Choosing between SQL and NoSQL databases is not explained which one to choose

For choosing between SQL and NoSQL databases to store the above schema, please see ‘Database schema’ under Designing Instagram.

Could you help in understanding if you would choose one why and what are the pros and cons

1 Like

since the author referring to Instagram design that means whatever they used for Instagram could also be used for Twitter. Think about it, Instagram people post photos/videos and text just like twitter so for photos/videos we can use object DB like S3 and wide column DS such as cassandra for the metadata of users and tweets and keeping all the relations between photos/videos and users or users=>users as follow relations.

Author correct me if I am wrong.

if I am not mistaken twitter uses NoSQL databases for:

  • Pregeneraded user timelines (Redis cluster)
  • Tweets (some key-value store)

And SQL database for:

  • Following relations (FlockDB, it is a graph database)
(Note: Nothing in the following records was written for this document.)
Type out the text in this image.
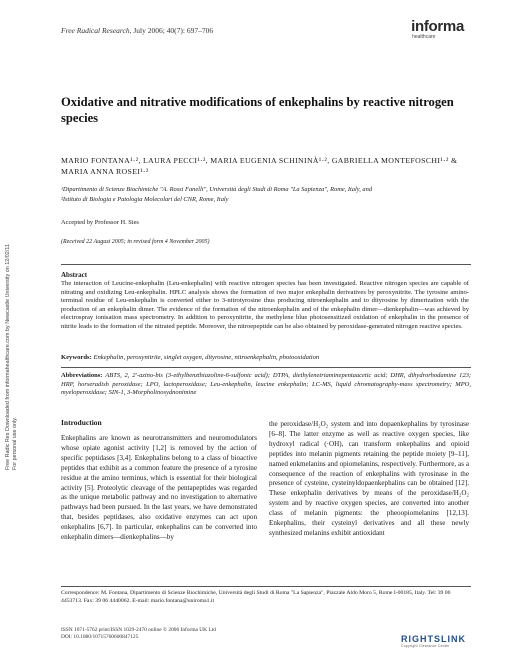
Free Radical Research, July 2006; 40(7): 697–706	informa
healthcare
Free Radic Res Downloaded from informahealthcare.com by Newcastle University on 12/02/11
For personal use only.
Oxidative and nitrative modifications of enkephalins by reactive nitrogen species
MARIO FONTANA¹·², LAURA PECCI¹·², MARIA EUGENIA SCHININÀ¹·², GABRIELLA MONTEFOSCHI¹·² & MARIA ANNA ROSEI¹·²
¹Dipartimento di Scienze Biochimiche "A. Rossi Fanelli", Università degli Studi di Roma "La Sapienza", Rome, Italy, and
²Istituto di Biologia e Patologia Molecolari del CNR, Rome, Italy
Accepted by Professor H. Sies
(Received 22 August 2005; in revised form 4 November 2005)
Abstract
The interaction of Leucine-enkephalin (Leu-enkephalin) with reactive nitrogen species has been investigated. Reactive nitrogen species are capable of nitrating and oxidizing Leu-enkephalin. HPLC analysis shows the formation of two major enkephalin derivatives by peroxynitrite. The tyrosine amino-terminal residue of Leu-enkephalin is converted either to 3-nitrotyrosine thus producing nitroenkephalin and to dityrosine by dimerization with the production of an enkephalin dimer. The evidence of the formation of the nitroenkephalin and of the enkephalin dimer—dienkephalin—was achieved by electrospray ionisation mass spectrometry. In addition to peroxynitrite, the methylene blue photosensitized oxidation of enkephalin in the presence of nitrite leads to the formation of the nitrated peptide. Moreover, the nitroepeptide can be also obtained by peroxidase-generated nitrogen reactive species.
Keywords: Enkephalin, peroxynitrite, singlet oxygen, dityrosine, nitroenkephalin, photooxidation
Abbreviations: ABTS, 2, 2′-azino-bis (3-ethylbenzthiazoline-6-sulfonic acid); DTPA, diethylenetriaminepentaacetic acid; DHR, dihydrorhodamine 123; HRP, horseradish peroxidase; LPO, lactoperoxidase; Leu-enkephalin, leucine enkephalin; LC-MS, liquid chromatography-mass spectrometry; MPO, myeloperoxidase; SIN-1, 3-Morpholinosydnonimine
Introduction
Enkephalins are known as neurotransmitters and neuromodulators whose opiate agonist activity [1,2] is removed by the action of specific peptidases [3,4]. Enkephalins belong to a class of bioactive peptides that exhibit as a common feature the presence of a tyrosine residue at the amino terminus, which is essential for their biological activity [5]. Proteolytic cleavage of the pentapeptides was regarded as the unique metabolic pathway and no investigation to alternative pathways had been pursued. In the last years, we have demonstrated that, besides peptidases, also oxidative enzymes can act upon enkephalins [6,7]. In particular, enkephalins can be converted into enkephalin dimers—dienkephalins—by
the peroxidase/H₂O₂ system and into dopaenkephalins by tyrosinase [6–8]. The latter enzyme as well as reactive oxygen species, like hydroxyl radical (·OH), can transform enkephalins and opioid peptides into melanin pigments retaining the peptide moiety [9–11], named enkmelanins and opiomelanins, respectively. Furthermore, as a consequence of the reaction of enkephalins with tyrosinase in the presence of cysteine, cysteinyldopaenkephalins can be obtained [12]. These enkephalin derivatives by means of the peroxidase/H₂O₂ system and by reactive oxygen species, are converted into another class of melanin pigments: the pheoopiomelanins [12,13]. Enkephalins, their cysteinyl derivatives and all these newly synthesized melanins exhibit antioxidant
Correspondence: M. Fontana, Dipartimento di Scienze Biochimiche, Università degli Studi di Roma "La Sapienza", Piazzale Aldo Moro 5, Rome I-00185, Italy. Tel: 39 06 4453713. Fax: 39 06 4440062. E-mail: mario.fontana@uniroma1.it
ISSN 1071-5762 print/ISSN 1029-2470 online © 2006 Informa UK Ltd
DOI: 10.1080/10715760600847125	RIGHTSLINK
Copyright Clearance Center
The advantage of that approach is that NoSQL databases are easy to scale horizontally so you can achieve higher write and read throughout, and bigger storage capacity without increasing complexity of the system.

To improve read throughput of SQL database you can use the master-slave architecture and read from replicas (slaves), and of course, in any case, you can uses caches to deal with the hot and the most recent tweets.

The challenge with the SQL approach is mainly in scaling writes and storage capacity. For that, you need to use sharding and sharding is tricky. You would need to deal with problems like slow joins between shards, rebalancing (when the load is too heavy for some machines) etc. On top of that most of RDBMS do not support foreign keys constraints across different servers so you would lose one of the most important advantages of the SQL databases.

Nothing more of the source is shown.